Bian sengaja tidak memanggil Diandra datang ke ruangannya, karena Bian ingin ke ruangan Diandra saja, dan baguslah karena Diandra juga sedang ada di sana sehingga langkah Bian tidak sia-sia.
"Menurut kamu, bagaimana dengan menunya?"
Diandra terdiam membaca tulisan di hadapannya, Diandra tidak ada masalah dengan itu karena memang hanya harus ditambahkan saja bukan mengganti.
"Sudah cocok, aku rasa memang harus tetap ada, dan kita tinggal menambah menu ringan saja seperti yang aku katakan tadi."
Bian mengangguk, tentu saja Bian ingat itu jadi sepertinya Bian akan sekalian meminta Diandra untuk menentukan menunya juga.
"Kalau kamu yang tentukan menu tambahannya gimana?"
Diandra menoleh, kenapa harus dirinya, dan kenapa tidak mereka sama-sama saja.
"Kamu keberatan?"
"Tidak," ucap Diandra seraya bersandar.
Bian tersenyum dan sedikit duduk di meja, keduanya berhadapan dan kembali berbincang.
"Bagaimana dengan kekasih mu?"
"Bagaimana apanya?"
"Dia marah karena kamu sama aku."
Bian tersenyum dan menunduk sesaat, Diandra juga turut tersenyum, tentu saja respon itu sangat disukainya.
"Aku tidak mengerti, kenapa Agista bisa sensitif seperti itu sama kamu."
"Mungkin dia cemburu."
"Apanya yang harus dicemburui, kita kan kerja bukan jalan romantis."
Diandra tersenyum dan mengangguk, tapi Diandra harus pedulikan itu, Diandra harus buat Agista cemburu dan semakin cemburu lagi padanya.
"Kamu jangan tersinggung ya dengan sikap dia."
"Tidak apa-apa, aku juga tidak bermaksud untuk membuatnya cemburu."
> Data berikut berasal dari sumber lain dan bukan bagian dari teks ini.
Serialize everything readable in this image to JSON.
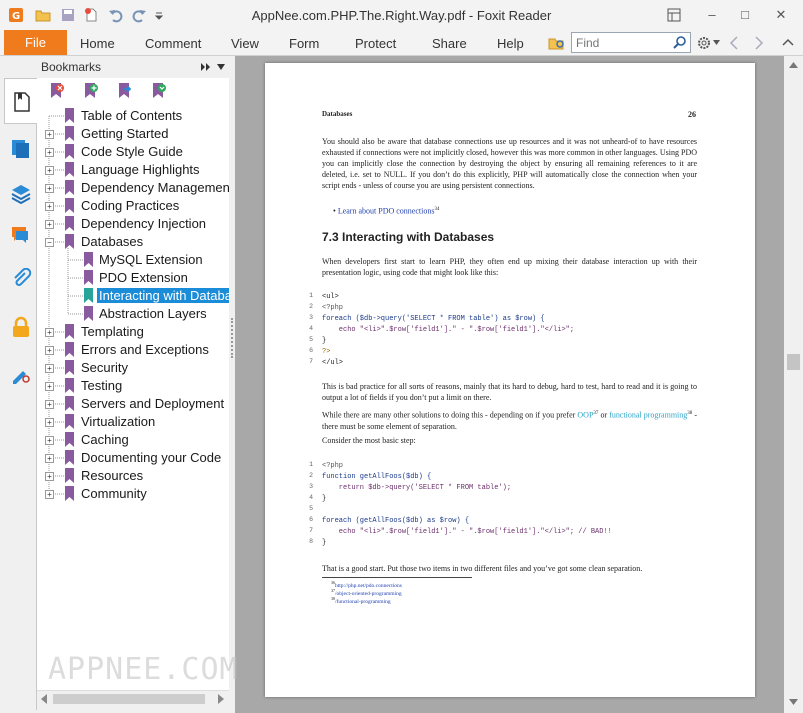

"Tapi aku juga heran sekarang."
"Heran?"
"Iya, aku merasa kalau kamu memang berbeda dengan sekretaris aku yang lainnya."
"Maksudnya gimana?"
Bian menggeleng, entahlah yang jelas Bian merasa tertarik dengan sosok Diandra yang baru ditemuinya itu.
Diandra bangkit dan berjalan menjauhi Bian, tapi hanya dua langkah saja karena Bian menariknya kembali ke hadapan.
"Mau kemana?"
"Aku takut buat orang semakin salah paham."
"Siapa yang salah paham, kan gak orang lain juga?"
Diandra melirik tangan Bian yang meraih tangannya, kini kedua tangan Diandra ada dalam genggaman Bian.
Saat bersamaan, pintu ruangan terbuka dan Agista tampak masuk dan melihat genggaman tangan Bian pada tangan Diandra.